Stateful vs. Stateless Services

From a runtime point of view it is advantageous to have stateless services. Statelessness - from a conceptual point of view -- means that the service does not "remember" state between consecutive invocations. Of course, the service may still store information in the DB backend. The important point, however, is that this state is not within the service instance or the service volatile memory.

Clearly, stateless services do scale better: Additional instances of the service can be fired up to cope with increased load. They can also deal better with failover situations. A client request may be routed to an alternative instance transparently when the original instance goes down.

However, sometimes stateful services do make sense from a modelling perspective. Nicolai Josuttis, for example, describes a shopping cart service. For this type of service, a client would expect to successively call operations to add new items.

A stateful service may be implemented as a stateless service: either by sending all relevant information (eg the shopping cart contents) with every request or by sending a session ID with every request and keeping the shopping cart contents in the DB. Or a "real" stateful service keeps the shopping cart state in memory - this requires session affinity: ie, each successive request by a given client must be routed to the same service instance.
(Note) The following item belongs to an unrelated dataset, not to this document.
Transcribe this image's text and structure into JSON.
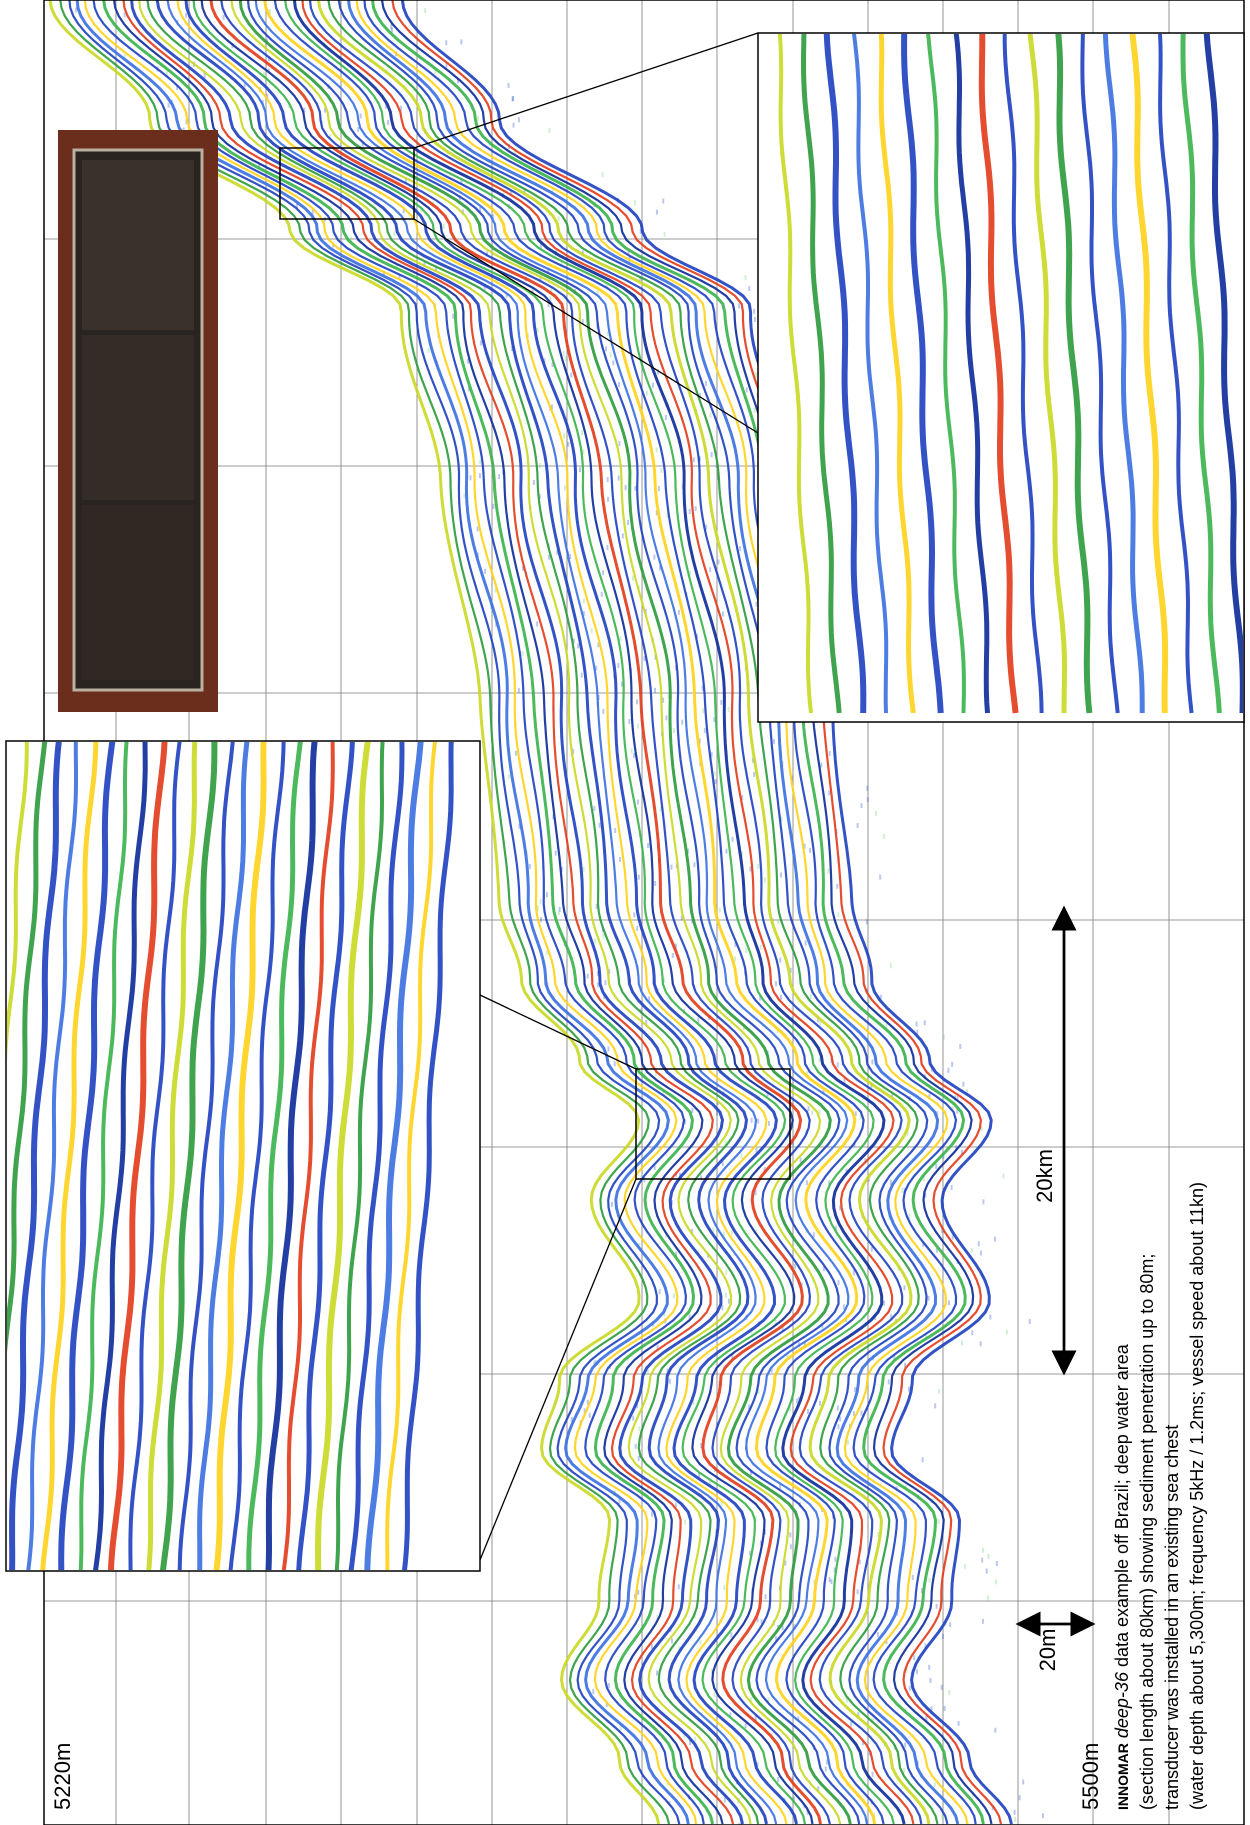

When this instance goes down, the user must start their shopping trip all over again -- possibly an acceptable tradeoff in an eCommerce application. Nicolai Josuttis works out the associated tradeoffs (state in frontend, state in service, state in backend) really nicely in his book (p.195).

6 comments:

Herbjörn Wilhelmsen said...

State can also be saved in a database or another kind of storage outside the service. It would be considered state if it is not permanent. This is referred to as using a State Repository http://www.soapatterns.org/state_repository.asp

Thomas Rischbeck said...

I agree - a "stateful" service could become temporarily "stateless" by swapping out operational state into the DB according to http://www.soaprinciples.com/service_statelessness.asp.

I wonder: would the service then benefit from the failover and scalability advantages of stateless services?

Herbjörn Wilhelmsen said...

Not as much as a true stateless service, but it scales OK. To scale even more you can scale the state repositories as well - but then you have data in multiple places.

And when that happens you should beware of CAP! http://www.infoq.com/news/2008/01/consistency-vs-availability

Unknown said...

Is the output of one state which is given to user can also be used by user again for some other query to service.
Is these state information is reusable by customer?

The Lighthouse Keeper said...

I stumbled on this piece - very good explanation. I think in the end it might depend on which flavor of statefulness is less expensive - the I/O requirements of using the database as the instance's memory, or allocating enough buffer for the stateful instance that no data hits the external DB until the transaction is complete. Interesting topic, though.